Deep reinforcement learning algorithms have shown promise in addressing complex decision-making problems, but they often require millions of steps of suboptimal performance to achieve satisfactory results. This limitation restricts the application of Deep RL in many real-world tasks, where agents cannot afford to rely on thousands of learning trials, particularly when each suboptimal trial is costly. The teacher-student framework seeks to enhance the sample efficiency of RL algorithms. In this setup, a teacher agent guides another student agent’s exploration by providing advice on the optimal actions to take in specific states. However, in numerous applications, communication is constrained by factors such as available bandwidth or battery power. In this paper we consider a student-initiated advising approach where the student can query the teacher only a predetermined fixed number of times.
We introduce a frame-work, Ask Important that -
(a) ensures effective utilization of the limited advice budget by querying the teacher only in important states
(b) makes efficient use of the collected demonstration data by introducing an additional demonstration buffer.

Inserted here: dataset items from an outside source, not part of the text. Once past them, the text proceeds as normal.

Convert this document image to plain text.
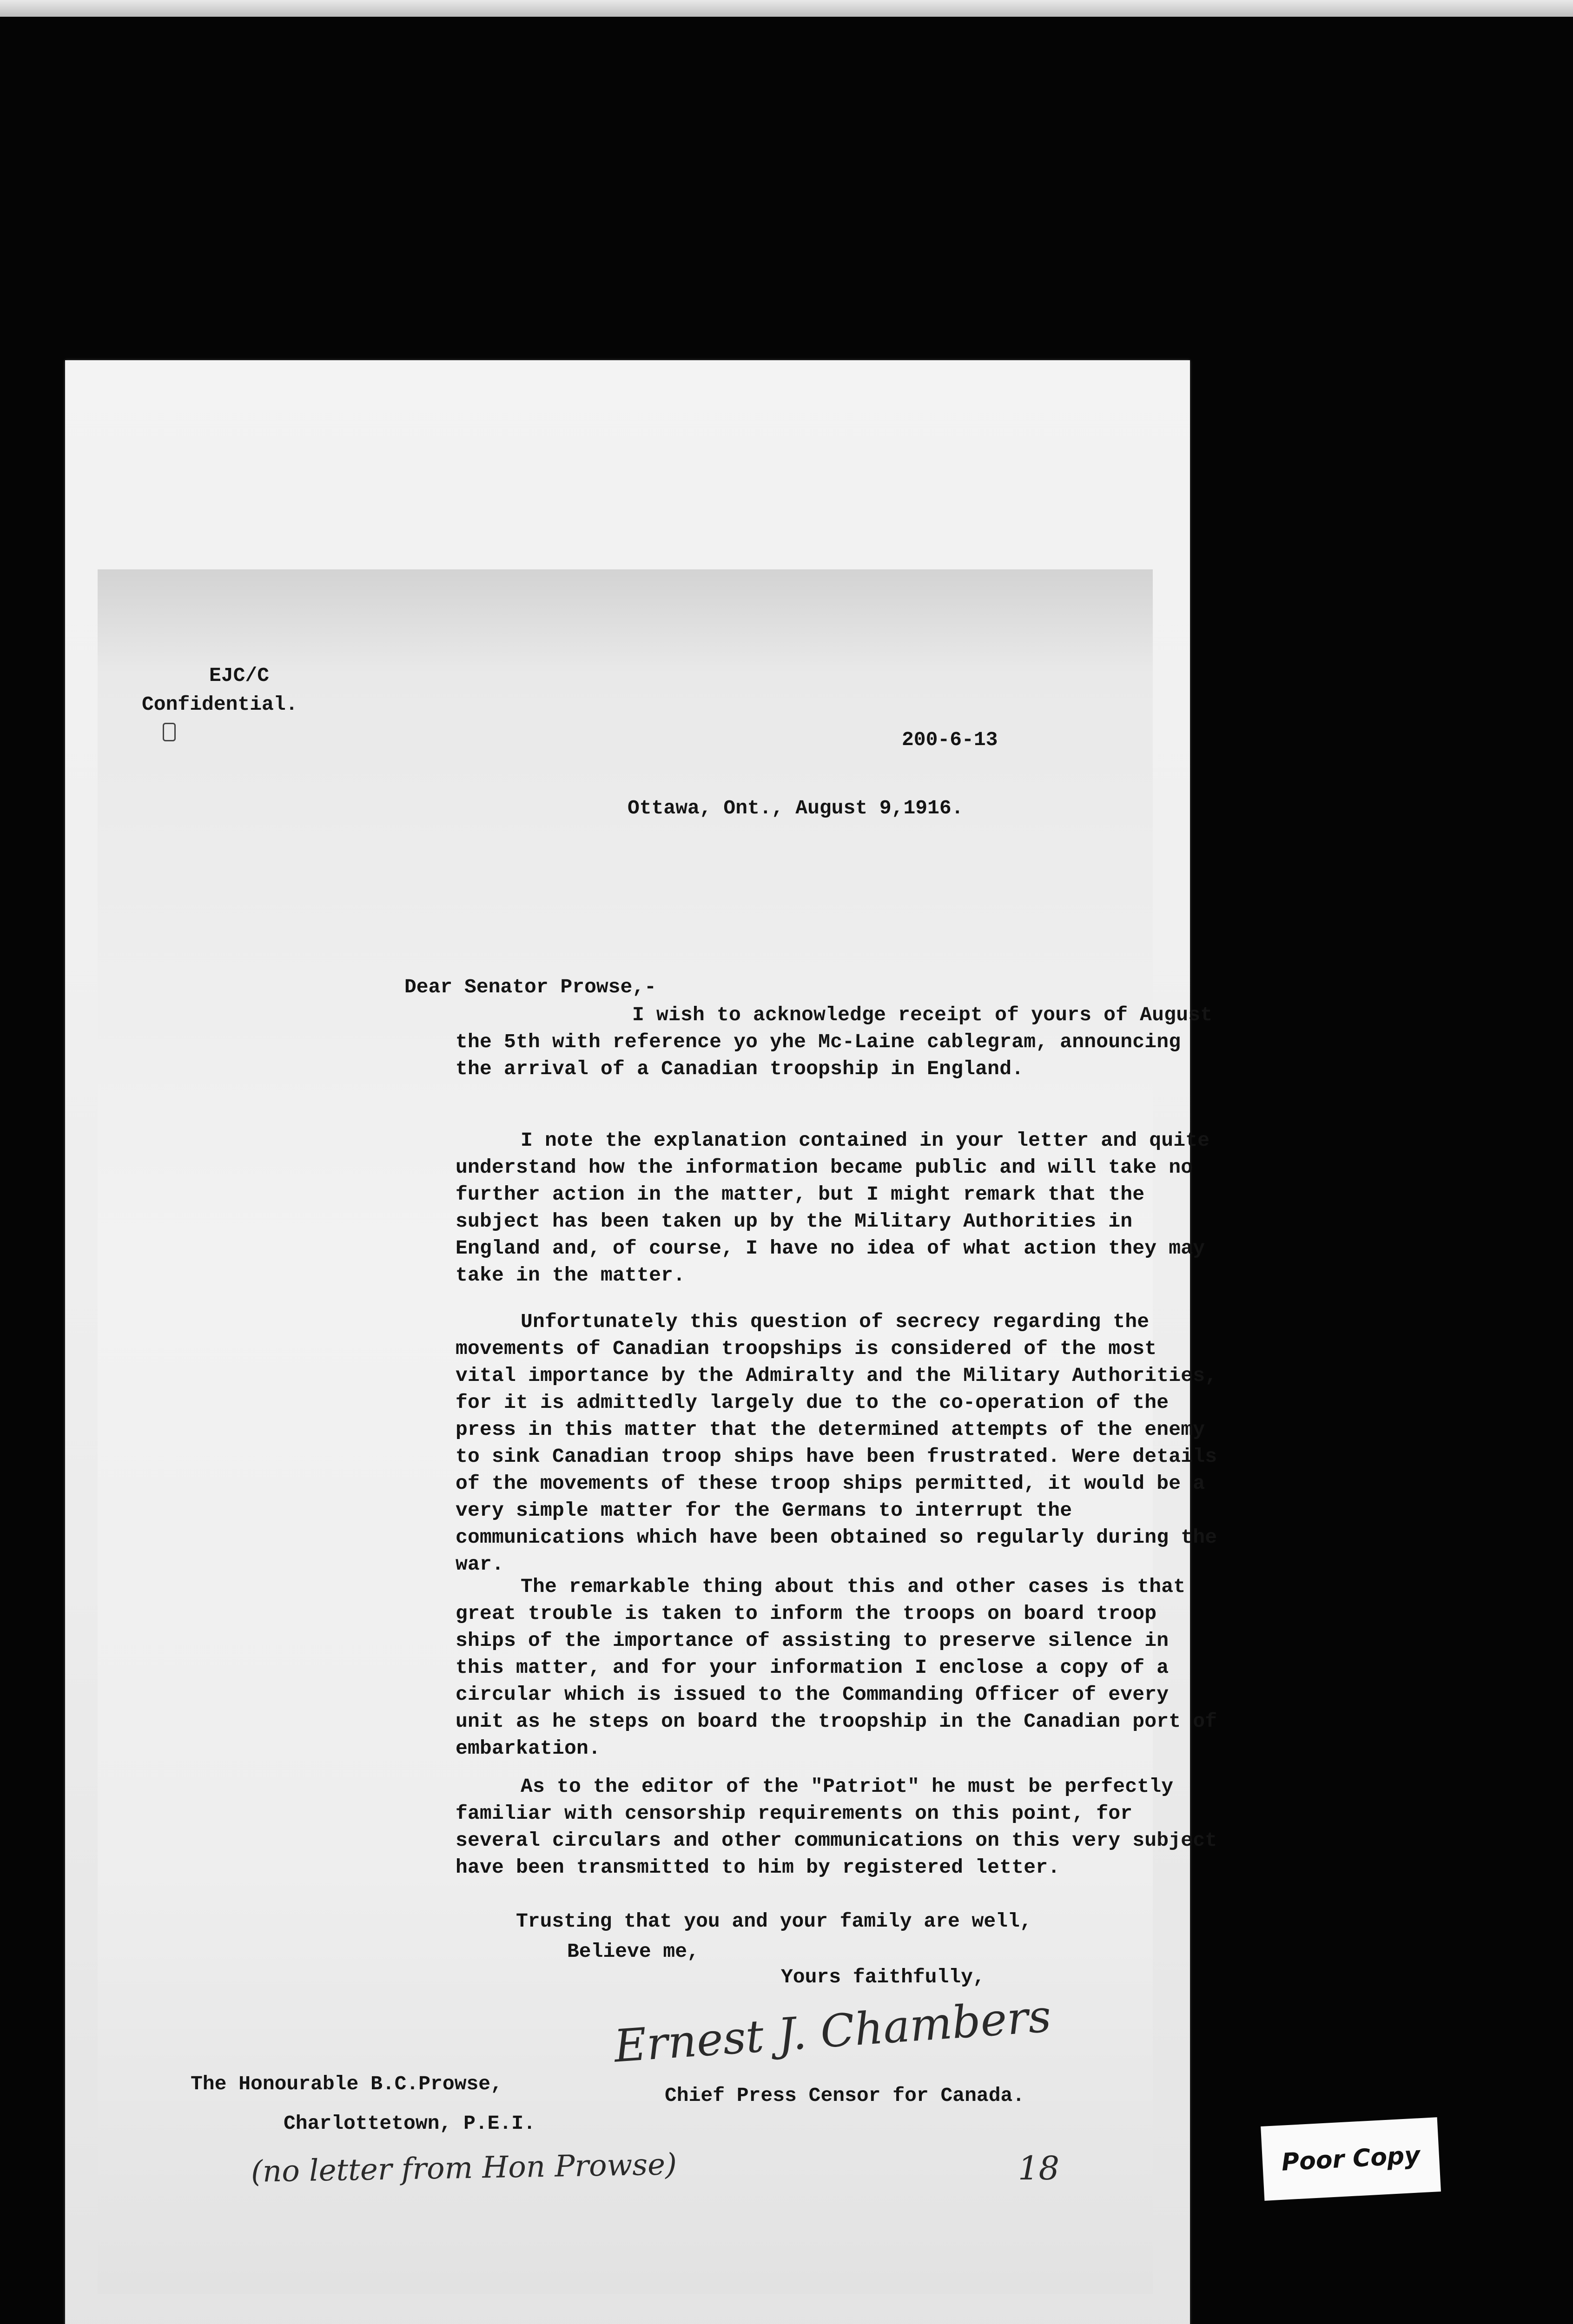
EJC/C
Confidential.
200-6-13
Ottawa, Ont., August 9,1916.
Dear Senator Prowse,-
I wish to acknowledge receipt of yours of August the 5th with reference yo yhe Mc-Laine cablegram, announcing the arrival of a Canadian troopship in England.
I note the explanation contained in your letter and quite understand how the information became public and will take no further action in the matter, but I might remark that the subject has been taken up by the Military Authorities in England and, of course, I have no idea of what action they may take in the matter.
Unfortunately this question of secrecy regarding the movements of Canadian troopships is considered of the most vital importance by the Admiralty and the Military Authorities, for it is admittedly largely due to the co-operation of the press in this matter that the determined attempts of the enemy to sink Canadian troop ships have been frustrated. Were details of the movements of these troop ships permitted, it would be a very simple matter for the Germans to interrupt the communications which have been obtained so regularly during the war.
The remarkable thing about this and other cases is that great trouble is taken to inform the troops on board troop ships of the importance of assisting to preserve silence in this matter, and for your information I enclose a copy of a circular which is issued to the Commanding Officer of every unit as he steps on board the troopship in the Canadian port of embarkation.
As to the editor of the "Patriot" he must be perfectly familiar with censorship requirements on this point, for several circulars and other communications on this very subject have been transmitted to him by registered letter.
Trusting that you and your family are well,
Believe me,
Yours faithfully,
Ernest J. Chambers
The Honourable B.C.Prowse,
Chief Press Censor for Canada.
Charlottetown, P.E.I.
(no letter from Hon Prowse)	18	Poor Copy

Ask Important framework can be utilised by RL algorithms(which work with discrete action spaces and leverage a replay buffer to store and sample experiences) such as DQN, Double DQN, Dueling DQN etc. We explain how Ask Important can be integrated within the DQN algorithm. We compare DQN Ask Important with – DQN(baseline) and an ablation of our method. We evaluate these algorithms in three Gymnasium environments – Acrobot-v1, MountainCar-v0 and LunarLander-v2.
The results show that DQN Ask Important –
(a) has better initial performance
(b) reaches the target average episodic return much faster – than the other two algorithms for all the three environments.